The results position Novartis to extract some value out of its 2024 acquisition of German biotechnology company MorphoSys. Novartis bought MorphoSys for $2.9 billion last February, chiefly for a myelofibrosis drug called pelabresib. Initially, Novartis intended to submit pelabresib to regulators last year, but the company later determined that it needed to obtain more data to support approval. CEO Vas Narasimhan has said doing so could take “at least until 2027,” and the company, as a result, has already wrote down the value of the deal.
But Novartis also acquired other drug prospects in the MorphoSys deal. Among them was ianalumab, which Novartis had collaborated with MorphoSys on prior to the acquisition.
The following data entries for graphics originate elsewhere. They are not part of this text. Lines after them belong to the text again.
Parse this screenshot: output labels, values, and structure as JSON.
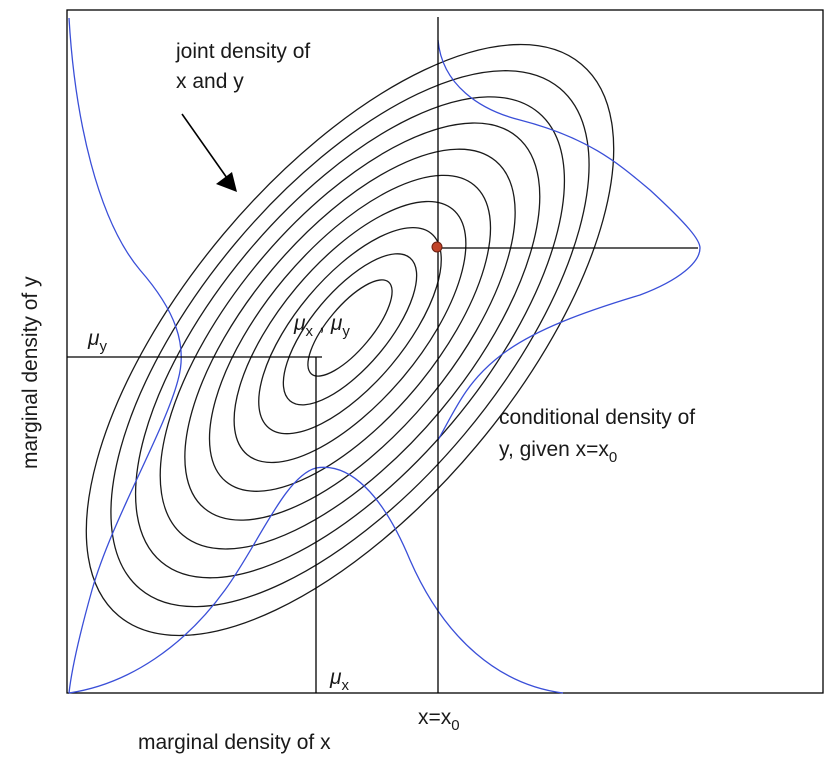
{
  "labels": {
    "joint_line1": "joint density of",
    "joint_line2": "x and y",
    "marginal_y": "marginal density of y",
    "marginal_x": "marginal density of x",
    "conditional_line1": "conditional density of",
    "conditional_line2_prefix": "y, given x=x",
    "conditional_line2_sub": "0",
    "mu": "μ",
    "sub_x": "x",
    "sub_y": "y",
    "sep": ",",
    "x_eq_prefix": "x=x",
    "x_eq_sub": "0"
  },
  "colors": {
    "frame": "#000000",
    "contours": "#1a1a1a",
    "marginal_curves": "#3a4fd8",
    "point": "#c0442a",
    "text": "#1a1a1a"
  },
  "contour_count": 10
}
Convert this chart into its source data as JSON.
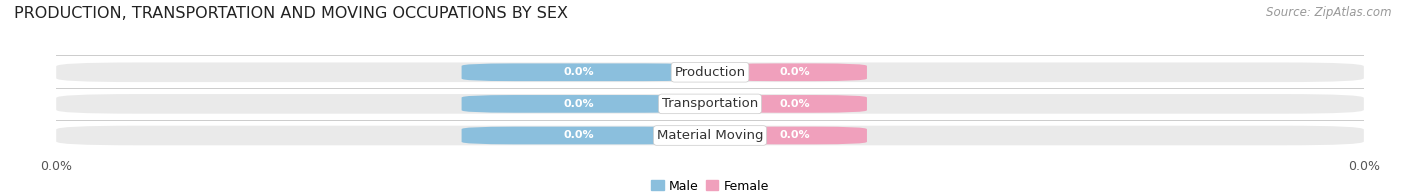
{
  "title": "PRODUCTION, TRANSPORTATION AND MOVING OCCUPATIONS BY SEX",
  "source": "Source: ZipAtlas.com",
  "categories": [
    "Production",
    "Transportation",
    "Material Moving"
  ],
  "male_values": [
    0.0,
    0.0,
    0.0
  ],
  "female_values": [
    0.0,
    0.0,
    0.0
  ],
  "male_color": "#8BBFDD",
  "female_color": "#F0A0BC",
  "male_label": "Male",
  "female_label": "Female",
  "bar_bg_color": "#EAEAEA",
  "bar_height": 0.62,
  "title_fontsize": 11.5,
  "source_fontsize": 8.5,
  "value_fontsize": 8,
  "category_fontsize": 9.5,
  "legend_fontsize": 9,
  "figsize": [
    14.06,
    1.96
  ],
  "dpi": 100
}
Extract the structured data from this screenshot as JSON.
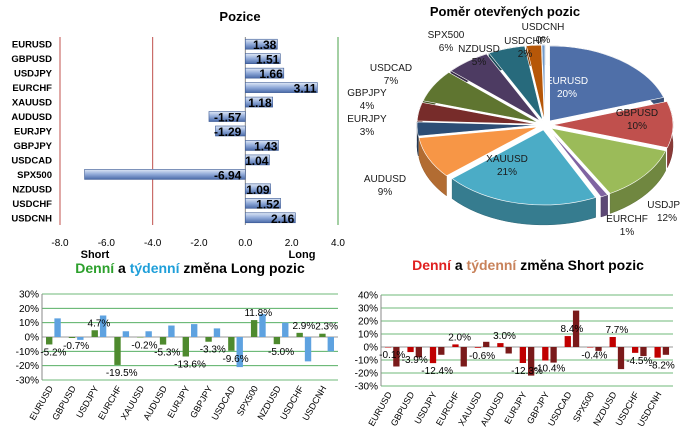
{
  "chart_data": [
    {
      "id": "pozice",
      "type": "bar",
      "orientation": "horizontal",
      "title": "Pozice",
      "categories": [
        "EURUSD",
        "GBPUSD",
        "USDJPY",
        "EURCHF",
        "XAUUSD",
        "AUDUSD",
        "EURJPY",
        "GBPJPY",
        "USDCAD",
        "SPX500",
        "NZDUSD",
        "USDCHF",
        "USDCNH"
      ],
      "values": [
        1.38,
        1.51,
        1.66,
        3.11,
        1.18,
        -1.57,
        -1.29,
        1.43,
        1.04,
        -6.94,
        1.09,
        1.52,
        2.16
      ],
      "value_labels": [
        "1.38",
        "1.51",
        "1.66",
        "3.11",
        "1.18",
        "-1.57",
        "-1.29",
        "1.43",
        "1.04",
        "-6.94",
        "1.09",
        "1.52",
        "2.16"
      ],
      "xlim": [
        -8,
        4
      ],
      "xticks": [
        "-8.0",
        "-6.0",
        "-4.0",
        "-2.0",
        "0.0",
        "2.0",
        "4.0"
      ],
      "short_label": "Short",
      "long_label": "Long",
      "colors": {
        "bar": "#6f8fc6",
        "short_line": "#c0504d",
        "long_line": "#4aa04a"
      }
    },
    {
      "id": "pomer",
      "type": "pie",
      "title": "Poměr  otevřených pozic",
      "slices": [
        {
          "label": "EURUSD",
          "pct_label": "20%",
          "value": 20,
          "color": "#4f6fa8"
        },
        {
          "label": "GBPUSD",
          "pct_label": "10%",
          "value": 10,
          "color": "#c0504d"
        },
        {
          "label": "USDJPY",
          "pct_label": "12%",
          "value": 12,
          "color": "#9bbb59"
        },
        {
          "label": "EURCHF",
          "pct_label": "1%",
          "value": 1,
          "color": "#8064a2"
        },
        {
          "label": "XAUUSD",
          "pct_label": "21%",
          "value": 21,
          "color": "#4bacc6"
        },
        {
          "label": "AUDUSD",
          "pct_label": "9%",
          "value": 9,
          "color": "#f79646"
        },
        {
          "label": "EURJPY",
          "pct_label": "3%",
          "value": 3,
          "color": "#2c4d75"
        },
        {
          "label": "GBPJPY",
          "pct_label": "4%",
          "value": 4,
          "color": "#772c2a"
        },
        {
          "label": "USDCAD",
          "pct_label": "7%",
          "value": 7,
          "color": "#5f7530"
        },
        {
          "label": "SPX500",
          "pct_label": "6%",
          "value": 6,
          "color": "#4d3b62"
        },
        {
          "label": "NZDUSD",
          "pct_label": "5%",
          "value": 5,
          "color": "#276a7c"
        },
        {
          "label": "USDCHF",
          "pct_label": "2%",
          "value": 2,
          "color": "#b65708"
        },
        {
          "label": "USDCNH",
          "pct_label": "0%",
          "value": 0.4,
          "color": "#729aca"
        }
      ]
    },
    {
      "id": "long-zmena",
      "type": "bar",
      "title_parts": {
        "a": "Denní",
        "b": " a ",
        "c": "týdenní",
        "d": " změna Long pozic"
      },
      "title_colors": {
        "a": "#2ca02c",
        "c": "#1f9fd9"
      },
      "categories": [
        "EURUSD",
        "GBPUSD",
        "USDJPY",
        "EURCHF",
        "XAUUSD",
        "AUDUSD",
        "EURJPY",
        "GBPJPY",
        "USDCAD",
        "SPX500",
        "NZDUSD",
        "USDCHF",
        "USDCNH"
      ],
      "series": [
        {
          "name": "Denní",
          "values": [
            -5.2,
            -0.7,
            4.7,
            -19.5,
            -0.2,
            -5.3,
            -13.6,
            -3.3,
            -9.6,
            11.8,
            -5.0,
            2.9,
            2.3
          ],
          "color": "#4e8a2e"
        },
        {
          "name": "Týdenní",
          "values": [
            13,
            -2,
            15,
            4,
            4,
            8,
            9,
            6,
            -21,
            16,
            10,
            -17,
            -10
          ],
          "color": "#5ea2e0"
        }
      ],
      "data_labels": [
        "-5.2%",
        "-0.7%",
        "4.7%",
        "-19.5%",
        "-0.2%",
        "-5.3%",
        "-13.6%",
        "-3.3%",
        "-9.6%",
        "11.8%",
        "-5.0%",
        "2.9%",
        "2.3%"
      ],
      "ylim": [
        -30,
        30
      ],
      "yticks": [
        "30%",
        "20%",
        "10%",
        "0%",
        "-10%",
        "-20%",
        "-30%"
      ]
    },
    {
      "id": "short-zmena",
      "type": "bar",
      "title_parts": {
        "a": "Denní",
        "b": " a ",
        "c": "týdenní",
        "d": " změna Short pozic"
      },
      "title_colors": {
        "a": "#e02020",
        "c": "#c8825a"
      },
      "categories": [
        "EURUSD",
        "GBPUSD",
        "USDJPY",
        "EURCHF",
        "XAUUSD",
        "AUDUSD",
        "EURJPY",
        "GBPJPY",
        "USDCAD",
        "SPX500",
        "NZDUSD",
        "USDCHF",
        "USDCNH"
      ],
      "series": [
        {
          "name": "Denní",
          "values": [
            -0.1,
            -3.9,
            -12.4,
            2.0,
            -0.6,
            3.0,
            -12.3,
            -10.4,
            8.4,
            -0.4,
            7.7,
            -4.5,
            -8.2
          ],
          "color": "#c00000"
        },
        {
          "name": "Týdenní",
          "values": [
            -15,
            -8,
            -6,
            -15,
            4,
            -5,
            -22,
            -12,
            28,
            -3,
            -17,
            -7,
            -6
          ],
          "color": "#7a1a1a"
        }
      ],
      "data_labels": [
        "-0.1%",
        "-3.9%",
        "-12.4%",
        "2.0%",
        "-0.6%",
        "3.0%",
        "-12.3%",
        "-10.4%",
        "8.4%",
        "-0.4%",
        "7.7%",
        "-4.5%",
        "-8.2%"
      ],
      "ylim": [
        -30,
        40
      ],
      "yticks": [
        "40%",
        "30%",
        "20%",
        "10%",
        "0%",
        "-10%",
        "-20%",
        "-30%"
      ]
    }
  ]
}
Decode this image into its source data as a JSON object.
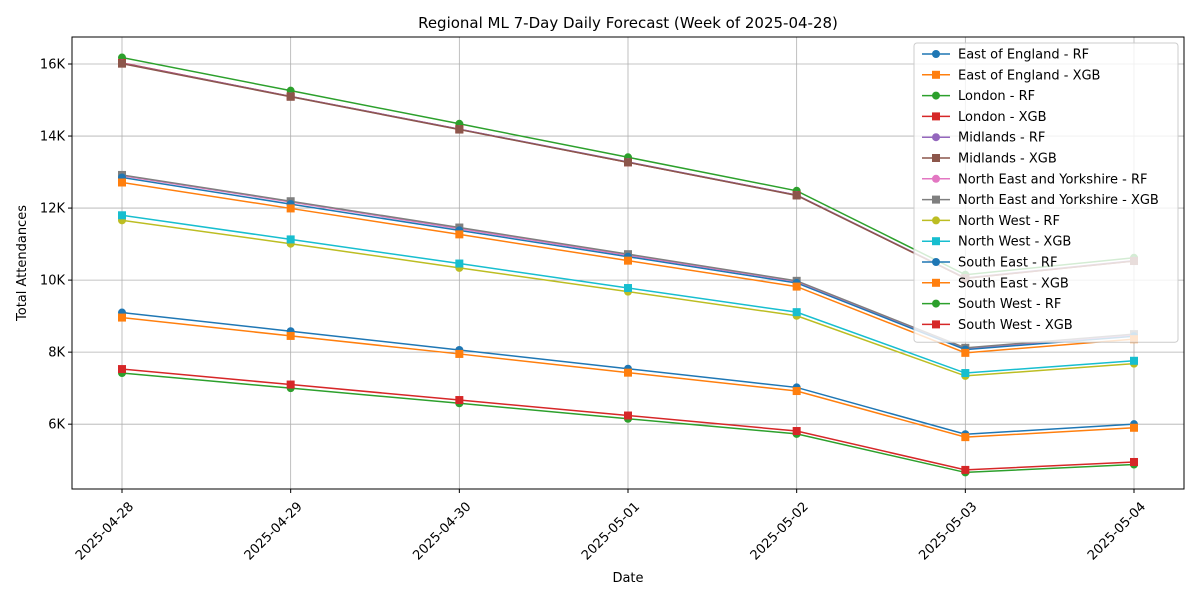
{
  "chart_data": {
    "type": "line",
    "title": "Regional ML 7-Day Daily Forecast (Week of 2025-04-28)",
    "xlabel": "Date",
    "ylabel": "Total Attendances",
    "categories": [
      "2025-04-28",
      "2025-04-29",
      "2025-04-30",
      "2025-05-01",
      "2025-05-02",
      "2025-05-03",
      "2025-05-04"
    ],
    "ylim": [
      4200,
      16750
    ],
    "yticks": [
      6000,
      8000,
      10000,
      12000,
      14000,
      16000
    ],
    "ytick_labels": [
      "6K",
      "8K",
      "10K",
      "12K",
      "14K",
      "16K"
    ],
    "grid": true,
    "legend_position": "top-right",
    "series": [
      {
        "name": "East of England - RF",
        "color": "#1f77b4",
        "marker": "circle",
        "values": [
          9100,
          8580,
          8060,
          7540,
          7020,
          5720,
          6000
        ]
      },
      {
        "name": "East of England - XGB",
        "color": "#ff7f0e",
        "marker": "square",
        "values": [
          8960,
          8450,
          7950,
          7430,
          6920,
          5640,
          5900
        ]
      },
      {
        "name": "London - RF",
        "color": "#2ca02c",
        "marker": "circle",
        "values": [
          16180,
          15260,
          14340,
          13410,
          12480,
          10150,
          10620
        ]
      },
      {
        "name": "London - XGB",
        "color": "#d62728",
        "marker": "square",
        "values": [
          16030,
          15100,
          14190,
          13270,
          12360,
          10050,
          10530
        ]
      },
      {
        "name": "Midlands - RF",
        "color": "#9467bd",
        "marker": "circle",
        "values": [
          16020,
          15100,
          14190,
          13280,
          12360,
          10060,
          10540
        ]
      },
      {
        "name": "Midlands - XGB",
        "color": "#8c564b",
        "marker": "square",
        "values": [
          16010,
          15090,
          14180,
          13270,
          12350,
          10050,
          10530
        ]
      },
      {
        "name": "North East and Yorkshire - RF",
        "color": "#e377c2",
        "marker": "circle",
        "values": [
          12900,
          12170,
          11430,
          10690,
          9960,
          8100,
          8480
        ]
      },
      {
        "name": "North East and Yorkshire - XGB",
        "color": "#7f7f7f",
        "marker": "square",
        "values": [
          12920,
          12190,
          11460,
          10720,
          9980,
          8120,
          8500
        ]
      },
      {
        "name": "North West - RF",
        "color": "#bcbd22",
        "marker": "circle",
        "values": [
          11660,
          11010,
          10340,
          9680,
          9010,
          7340,
          7680
        ]
      },
      {
        "name": "North West - XGB",
        "color": "#17becf",
        "marker": "square",
        "values": [
          11800,
          11130,
          10460,
          9780,
          9110,
          7420,
          7760
        ]
      },
      {
        "name": "South East - RF",
        "color": "#1f77b4",
        "marker": "circle",
        "values": [
          12850,
          12110,
          11380,
          10650,
          9920,
          8070,
          8440
        ]
      },
      {
        "name": "South East - XGB",
        "color": "#ff7f0e",
        "marker": "square",
        "values": [
          12710,
          11990,
          11270,
          10540,
          9820,
          7980,
          8360
        ]
      },
      {
        "name": "South West - RF",
        "color": "#2ca02c",
        "marker": "circle",
        "values": [
          7420,
          7000,
          6580,
          6150,
          5730,
          4660,
          4880
        ]
      },
      {
        "name": "South West - XGB",
        "color": "#d62728",
        "marker": "square",
        "values": [
          7530,
          7100,
          6670,
          6240,
          5810,
          4730,
          4950
        ]
      }
    ]
  }
}
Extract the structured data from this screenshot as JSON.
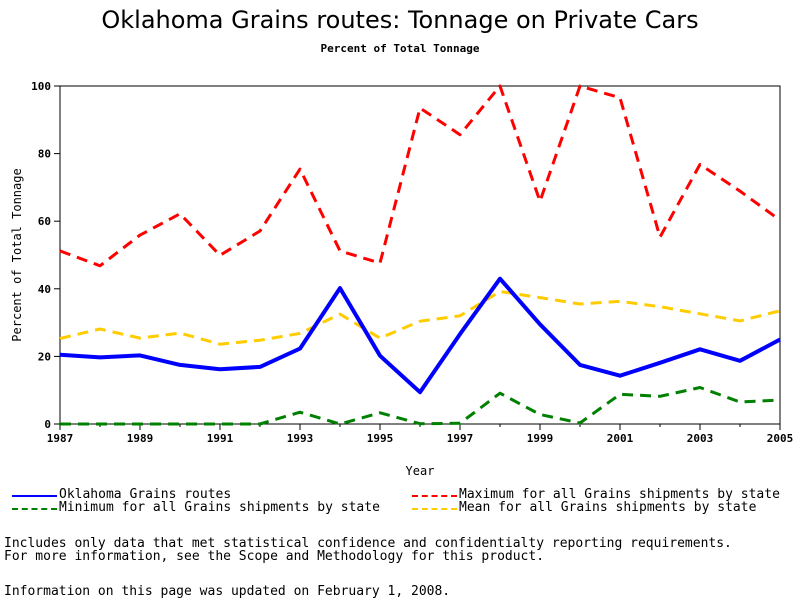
{
  "chart_data": {
    "type": "line",
    "title": "Oklahoma Grains routes: Tonnage on Private Cars",
    "subtitle": "Percent of Total Tonnage",
    "xlabel": "Year",
    "ylabel": "Percent of Total Tonnage",
    "xlim": [
      1987,
      2005
    ],
    "ylim": [
      0,
      100
    ],
    "x_ticks": [
      1987,
      1989,
      1991,
      1993,
      1995,
      1997,
      1999,
      2001,
      2003,
      2005
    ],
    "y_ticks": [
      0,
      20,
      40,
      60,
      80,
      100
    ],
    "grid": false,
    "legend_position": "bottom",
    "x": [
      1987,
      1988,
      1989,
      1990,
      1991,
      1992,
      1993,
      1994,
      1995,
      1996,
      1997,
      1998,
      1999,
      2000,
      2001,
      2002,
      2003,
      2004,
      2005
    ],
    "series": [
      {
        "name": "Oklahoma Grains routes",
        "color": "#0000ff",
        "style": "solid",
        "values": [
          20.5,
          19.7,
          20.3,
          17.5,
          16.2,
          16.9,
          22.3,
          40.2,
          20.2,
          9.4,
          26.6,
          43.0,
          29.5,
          17.5,
          14.3,
          18.1,
          22.1,
          18.7,
          25.0
        ]
      },
      {
        "name": "Maximum for all Grains shipments by state",
        "color": "#ff0000",
        "style": "dashed",
        "values": [
          51.2,
          46.8,
          55.9,
          62.2,
          49.9,
          57.1,
          75.4,
          51.2,
          47.6,
          93.5,
          85.6,
          100.0,
          65.9,
          100.0,
          96.5,
          55.3,
          76.8,
          68.9,
          60.3
        ]
      },
      {
        "name": "Minimum for all Grains shipments by state",
        "color": "#008000",
        "style": "dashed",
        "values": [
          0,
          0,
          0,
          0,
          0,
          0,
          3.5,
          0,
          3.3,
          0.1,
          0.2,
          9.1,
          2.8,
          0.3,
          8.8,
          8.2,
          10.8,
          6.5,
          7.1
        ]
      },
      {
        "name": "Mean for all Grains shipments by state",
        "color": "#ffcc00",
        "style": "dashed",
        "values": [
          25.3,
          28.1,
          25.4,
          26.9,
          23.6,
          24.8,
          26.8,
          32.5,
          25.4,
          30.4,
          32.0,
          39.2,
          37.4,
          35.5,
          36.3,
          34.7,
          32.6,
          30.5,
          33.5
        ]
      }
    ]
  },
  "notes": {
    "line1": "Includes only data that met statistical confidence and confidentialty reporting requirements.",
    "line2": "For more information, see the Scope and Methodology for this product.",
    "updated": "Information on this page was updated on February 1, 2008."
  }
}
Ianalumab is an antibody the companies have been investigating against a variety of autoimmune conditions, such as Sjögren’s, lupus and immune thrombocytopenia, that are driven by the malfunctioning of B cells. The drug targets B cells in two ways, marking them for destruction by other immune cells and blocking a receptor called BAFF-R that’s crucial to their survival.
Novartis said during an earnings call last month that ianalumab wasn’t effective enough against a different autoimmune condition, hidradenitis suppurativa, to warrant further research. But that result didn’t “really shift our conviction” on the drug’s potential elsewhere, Narasimhan told investors. The first of those readouts was in Sjögren’s, an immune disease characterized by a variety of symptoms including dry eyes and mouth, joint pain and fatigue.
Multiple available treatments can manage the symptoms of Sjögren’s. But none can change its course, in part because several once-promising medicines have failed in testing for one reason or another. Novartis’ results position the company to bring the first “targeted treatment” to market, if approved by regulators, the company said.
"Sjögren’s disease is a serious, progressive, systemic autoimmune disease, often unrecognized or misdiagnosed with a significant detrimental impact to quality of life, with very limited treatment options and an established unmet need,” said Shreeram Aradhye, Novartis’ head of development and chief medical officer, in the company’s statement. The studies “mark a significant milestone.”